La princesa Leonor, la heredera con sangre asturiana

Su primer acto oficial como sucesora es el punto de partida para algún día ser Leonor I

Las pequeñas acapararon todas las miradas La princesa Leonor y la infanta Sofía estuvieron atentas a las señas de su madre

redacción / la voz

Por sus venas corre sangre azul Borbón-Grecia y de plebeya asturiana Ortiz-Rocasolano. Es protagonista. No de un cuento de Andersen sino de la Historia. Desde ayer es princesa de Asturias, de Gerona, de Viana, duquesa de Montblanc, condesa de Cervera y señora de Balaguer, y, por tanto, la heredera de la Corona. La más joven de toda Europa. Y aunque la reina Letizia, al menos hasta ahora, la hacía llamar Leonor, el trato hacia ella será de alteza real. Es Leonor de Borbón y Ortiz y tiene 8 años. Su padre fue príncipe de Asturias con 9 y es rey con 46. Su abuelo, don Juan Carlos, fue proclamado con 37.

La primogénita de Felipe VI es la primera princesa de Asturias (no consorte) desde Isabel II, quien llegó a reina con solo tres años en 1833, y la trigésimo sexta desde que en 1388 se creó el título. Prestará juramento ante las Cortes cuando alcance la mayoría de edad, en el 2024.

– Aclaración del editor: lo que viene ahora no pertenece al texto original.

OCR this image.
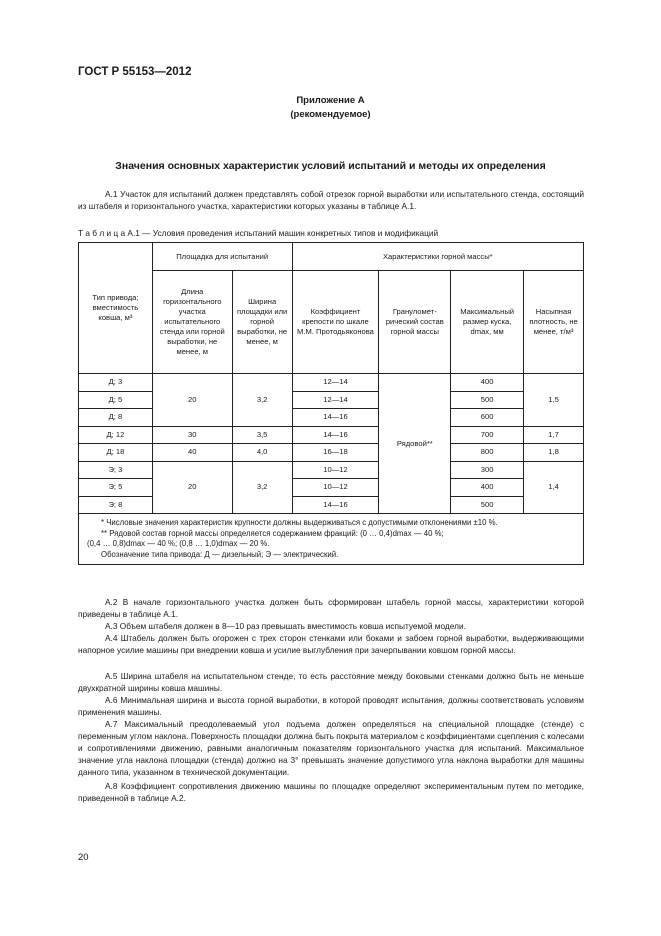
ГОСТ Р 55153—2012
Приложение А
(рекомендуемое)
Значения основных характеристик условий испытаний и методы их определения
А.1 Участок для испытаний должен представлять собой отрезок горной выработки или испытательного стенда, состоящий из штабеля и горизонтального участка, характеристики которых указаны в таблице А.1.
Т а б л и ц а А.1 — Условия проведения испытаний машин конкретных типов и модификаций
Тип привода; вместимость ковша, м³	Площадка для испытаний		Характеристики горной массы*			
	Длина горизонтального участка испытательного стенда или горной выработки, не менее, м	Ширина площадки или горной выработки, не менее, м	Коэффициент крепости по шкале М.М. Протодьяконова	Грануломет-рический состав горной массы	Максимальный размер куска, dmax, мм	Насыпная плотность, не менее, т/м³
Д; 3	20	3,2	12—14	Рядовой**	400	1,5
Д; 5			12—14		500	
Д; 8			14—16		600	
Д; 12	30	3,5	14—16		700	1,7
Д; 18	40	4,0	16—18		800	1,8
Э; 3	20	3,2	10—12		300	1,4
Э; 5			10—12		400	
Э; 8			14—16		500	

* Числовые значения характеристик крупности должны выдерживаться с допустимыми отклонениями ±10 %.
** Рядовой состав горной массы определяется содержанием фракций: (0 … 0,4)dmax — 40 %;
(0,4 … 0,8)dmax — 40 %; (0,8 … 1,0)dmax — 20 %.
Обозначение типа привода: Д — дизельный; Э — электрический.						
А.2 В начале горизонтального участка должен быть сформирован штабель горной массы, характеристики которой приведены в таблице А.1.
А.3 Объем штабеля должен в 8—10 раз превышать вместимость ковша испытуемой модели.
А.4 Штабель должен быть огорожен с трех сторон стенками или боками и забоем горной выработки, выдерживающими напорное усилие машины при внедрении ковша и усилие выглубления при зачерпывании ковшом горной массы.
А.5 Ширина штабеля на испытательном стенде, то есть расстояние между боковыми стенками должно быть не меньше двухкратной ширины ковша машины.
А.6 Минимальная ширина и высота горной выработки, в которой проводят испытания, должны соответствовать условиям применения машины.
А.7 Максимальный преодолеваемый угол подъема должен определяться на специальной площадке (стенде) с переменным углом наклона. Поверхность площадки должна быть покрыта материалом с коэффициентами сцепления с колесами и сопротивлениями движению, равными аналогичным показателям горизонтального участка для испытаний. Максимальное значение угла наклона площадки (стенда) должно на 3° превышать значение допустимого угла наклона выработки для машины данного типа, указанном в технической документации.
А.8 Коэффициент сопротивления движению машины по площадке определяют экспериментальным путем по методике, приведенной в таблице А.2.
20
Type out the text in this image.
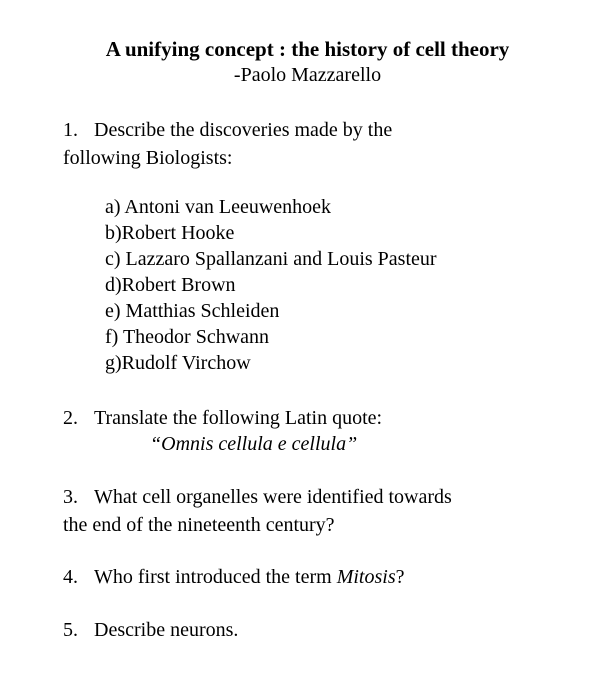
A unifying concept : the history of cell theory
-Paolo Mazzarello
1. Describe the discoveries made by the
following Biologists:
a) Antoni van Leeuwenhoek
b)Robert Hooke
c) Lazzaro Spallanzani and Louis Pasteur
d)Robert Brown
e) Matthias Schleiden
f) Theodor Schwann
g)Rudolf Virchow
2. Translate the following Latin quote:
“Omnis cellula e cellula”
3. What cell organelles were identified towards
the end of the nineteenth century?
4. Who first introduced the term Mitosis?
5. Describe neurons.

A partir de ahora su vida experimentará un cambio espectacular. A pesar del celo con que doña Letizia midió siempre la vida pública tanto de ella como de su hermana pequeña, Sofía (7 años), para que crezcan como niñas que son, habrá ocasiones que fuercen su aparición y tendrá que acompañar a sus padres a algunos actos. Aunque no podrá viajar con ellos, para garantizar la sucesión. Hasta ahora, Leonor y Sofía aparecían ante la prensa en contadas ocasiones: comienzo de curso, en la imagen de la felicitación navideña, la foto de familia en la misa de Pascua en Mallorca y el reportaje veraniego en la isla. Pero a Leonor le esperan horas extras para compaginar sus estudios de primaria con gallego, catalán, euskera, chino mandarín e inglés, el idioma que impera cuando está presente la reina Sofía.

Y por mucho que se resista doña Letizia, la princesa de Asturias es una niña distinta a las demás desde que nació. En su bautizo se utilizó agua del río Jordán y la pila de Santo Domingo de Guzmán reservada a personas de rango real. Siempre compartió el protagonismo con su hermana, sin embargo desde ayer sus caminos son distintos y el libro de la vida de cada una es de un color. La heredera y la hermana de la heredera. Todas las miradas para la primera, cuya vida no dependerá únicamente de sus padres sino de lo que le conviene a la institución y lo que decida un elenco de asesores cortesanos.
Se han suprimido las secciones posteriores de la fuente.